John Culnane (present day spelled Calnan) came from Kinsale, County Cork. Mr Culnane (Calnan) was a Justice of the Peace for the area, and for a number of years, his house served as the local post office. His great-grandchildren still live in the area. The family has the original letter of reference from the “Sovereign of Kinsale dated 22 April, 1823. It says:

“I certify that I know the bearer John Culnane that he is a former resident in the Barony of Courcy in the County of Cork in Ireland where he holds a farm under the right honourable and reverend Lord Kinsale and that his character is that of a sober honest quiet and industrious man
Given under my hand at Kinsale the 22nd of April 1823
And signed William Newman, Sovereign of Kinsale.6
the Calnan homestead:    Photo taken in 1905: from left to right are John Calnan, his wife Anne (Connolly), their son James Edward and daughters Loretta (Mrs Frank Melanson), Agnes (Mrs W Woods, Augusta (Mrs Gus Baldwin)and Mary Frances (unmarried).  The boy in the photo is not identified.  Photo courtesy of The Northern Light,
The Calnan homestead: Photo taken in 1905: from left to right are John Calnan, his wife Anne (Connolly), their son James Edward and daughters Loretta (Mrs Frank Melanson), Agnes (Mrs W Woods, Augusta (Mrs Gus Baldwin)and Mary Frances (unmarried). The boy in the photo is not identified. Photo courtesy of The Northern Light, "Looking Back" by Jessica Ryan, 12 Dec 2001.
 
Sadly the John Calnan house is now gone from the region. It was believed to be the oldest structure in the community and until 2006 was still inhabited by Gregory Calnan (John’s grandson) and his family. Regrettably, the new property owners bulldozed this building into the ground.

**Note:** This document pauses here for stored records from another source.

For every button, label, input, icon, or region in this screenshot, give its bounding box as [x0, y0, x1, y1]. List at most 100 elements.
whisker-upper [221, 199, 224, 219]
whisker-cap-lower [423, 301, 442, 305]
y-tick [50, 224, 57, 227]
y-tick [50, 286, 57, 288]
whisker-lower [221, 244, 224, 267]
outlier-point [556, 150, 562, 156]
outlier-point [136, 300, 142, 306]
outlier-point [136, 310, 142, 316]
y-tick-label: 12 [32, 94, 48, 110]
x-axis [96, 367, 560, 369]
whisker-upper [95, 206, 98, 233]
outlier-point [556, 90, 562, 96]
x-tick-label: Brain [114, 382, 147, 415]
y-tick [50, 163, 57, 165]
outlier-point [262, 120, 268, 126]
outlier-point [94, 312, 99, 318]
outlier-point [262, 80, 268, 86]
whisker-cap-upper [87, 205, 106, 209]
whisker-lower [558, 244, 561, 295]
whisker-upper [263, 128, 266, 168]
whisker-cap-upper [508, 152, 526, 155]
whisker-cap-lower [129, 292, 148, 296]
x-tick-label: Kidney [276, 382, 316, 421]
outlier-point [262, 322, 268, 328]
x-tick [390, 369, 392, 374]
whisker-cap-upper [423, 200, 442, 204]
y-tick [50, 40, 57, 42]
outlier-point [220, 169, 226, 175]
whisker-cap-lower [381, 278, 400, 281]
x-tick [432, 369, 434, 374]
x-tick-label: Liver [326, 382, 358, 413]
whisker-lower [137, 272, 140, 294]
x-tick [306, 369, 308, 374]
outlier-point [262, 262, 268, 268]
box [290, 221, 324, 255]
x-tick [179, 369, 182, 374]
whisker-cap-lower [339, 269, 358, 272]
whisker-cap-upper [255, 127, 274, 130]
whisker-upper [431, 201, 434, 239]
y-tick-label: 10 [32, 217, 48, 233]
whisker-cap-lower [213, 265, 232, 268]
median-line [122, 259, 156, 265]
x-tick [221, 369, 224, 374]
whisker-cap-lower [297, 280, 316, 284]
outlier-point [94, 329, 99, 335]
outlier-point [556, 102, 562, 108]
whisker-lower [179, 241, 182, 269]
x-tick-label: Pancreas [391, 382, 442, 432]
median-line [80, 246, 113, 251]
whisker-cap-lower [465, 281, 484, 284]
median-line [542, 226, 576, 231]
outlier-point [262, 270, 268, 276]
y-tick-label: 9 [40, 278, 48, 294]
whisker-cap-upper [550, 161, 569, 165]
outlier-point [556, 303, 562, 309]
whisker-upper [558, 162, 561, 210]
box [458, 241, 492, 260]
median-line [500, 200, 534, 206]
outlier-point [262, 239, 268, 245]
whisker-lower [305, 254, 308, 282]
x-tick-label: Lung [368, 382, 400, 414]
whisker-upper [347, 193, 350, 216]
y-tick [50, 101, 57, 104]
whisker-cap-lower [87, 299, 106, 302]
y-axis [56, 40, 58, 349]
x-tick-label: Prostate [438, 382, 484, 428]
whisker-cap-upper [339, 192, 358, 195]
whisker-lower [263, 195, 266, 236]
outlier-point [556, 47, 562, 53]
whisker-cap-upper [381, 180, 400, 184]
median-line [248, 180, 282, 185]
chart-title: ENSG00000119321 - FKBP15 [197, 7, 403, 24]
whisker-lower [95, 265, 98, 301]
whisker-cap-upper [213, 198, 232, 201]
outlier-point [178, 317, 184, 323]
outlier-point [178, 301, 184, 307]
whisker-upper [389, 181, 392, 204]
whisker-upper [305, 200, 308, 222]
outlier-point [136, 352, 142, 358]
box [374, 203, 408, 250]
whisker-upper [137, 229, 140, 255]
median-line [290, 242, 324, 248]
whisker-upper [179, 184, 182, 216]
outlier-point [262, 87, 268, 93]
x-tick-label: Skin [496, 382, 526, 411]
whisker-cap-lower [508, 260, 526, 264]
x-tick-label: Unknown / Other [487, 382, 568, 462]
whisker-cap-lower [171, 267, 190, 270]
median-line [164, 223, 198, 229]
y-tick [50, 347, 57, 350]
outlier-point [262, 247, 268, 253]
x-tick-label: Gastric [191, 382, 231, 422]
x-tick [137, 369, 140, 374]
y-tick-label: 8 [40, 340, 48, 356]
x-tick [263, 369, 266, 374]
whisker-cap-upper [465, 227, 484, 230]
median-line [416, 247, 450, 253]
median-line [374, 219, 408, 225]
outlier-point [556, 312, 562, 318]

There are still a number of houses standing in the area and are entered here in order of age:

Henry Hall/Patrick Power family home:
This house is over one hundred and fifty years old and is still a working farm. It is currently owned and operated by Margie and Peter deGraaff.

John and Elizabeth (Lordon) Power family home:
The log home burned the same day the couple’s first son was born – The ‘new’ house was then built and later expanded – it is over one hundred years old. Renovated and restored, it is still inhabited by descendants of John and Elizabeth Power.

Timothy Riorden home:

Built around 1857, this is still a hobby farm and owned and operated by Jimmy Boyle, a descendant of Timothy Riorden.

Jack and Mary (O’Kane) Murphy family home:

Built around the turn of the century, this was still inhabited by a grandson of Jack and Mary Murphy until 2006, at which time it was sold to a family from the province of Québec.

Patrick and Nelly (O’Connell) O’Kane home:
Built around 1913 by the teenage/adult sons, for their mother, it is currently uninhabited and is suffering the ravages of unrelenting break and enters.

Patrick Brennan home.

Mike Murphy home.

 
Patrick Landing Bridge
Patrick Landing Bridge

This project is ongoing and will be added to from time to time. I still would like to write on notable people from the area – including Monsignor Varrily and Father John Knight as well as the major bridges, grist and saw mills and legendary animals (horses) bred in the area. Also, more work is ongoing on the first families to leave the community and where they went from here.
 

[1] While the spelling of "Kinsale" has been constant, the spelling of "Tetagouche" has varied: Tattagouche (Journal of the House of Assembly of the Province of New Brunswick-1st Session of the 12th Assembly-16Feb1938), Teddygouche, Teteagouche, and Tetagouche (this last spelling being the one that which is currently favoured by the Province of New Brunswick and Canada Post).

[2] www.newirelandnb.ca, placenames of New Brunswick.

[3] Department of Natural Resources, Province of New Brunswick, Land Grant Map 28.

[4] Great-grandson is Bill Boyle – genealogical research of Gordon Kane.

[5] Family oral tradition – Josie (Brennan) Power, 1021/2 year-old granddaughter of James Brennan.

[6] Original document still in the possession of the Calnan family.

Bibliography

Department of Natural Resources, Province of New Brunswick, Land Grant Map 28.

______, Journal of the House of Assembly of the Province of New Brunswick-1st Session of the 12th Assembly-16Feb1938.

Kane, Gordon, Family Kane Genealogy, Unpublished manuscript.

Power, Josie (Brennan), oral history interview.

www.newirelandnb.ca, Community Histories.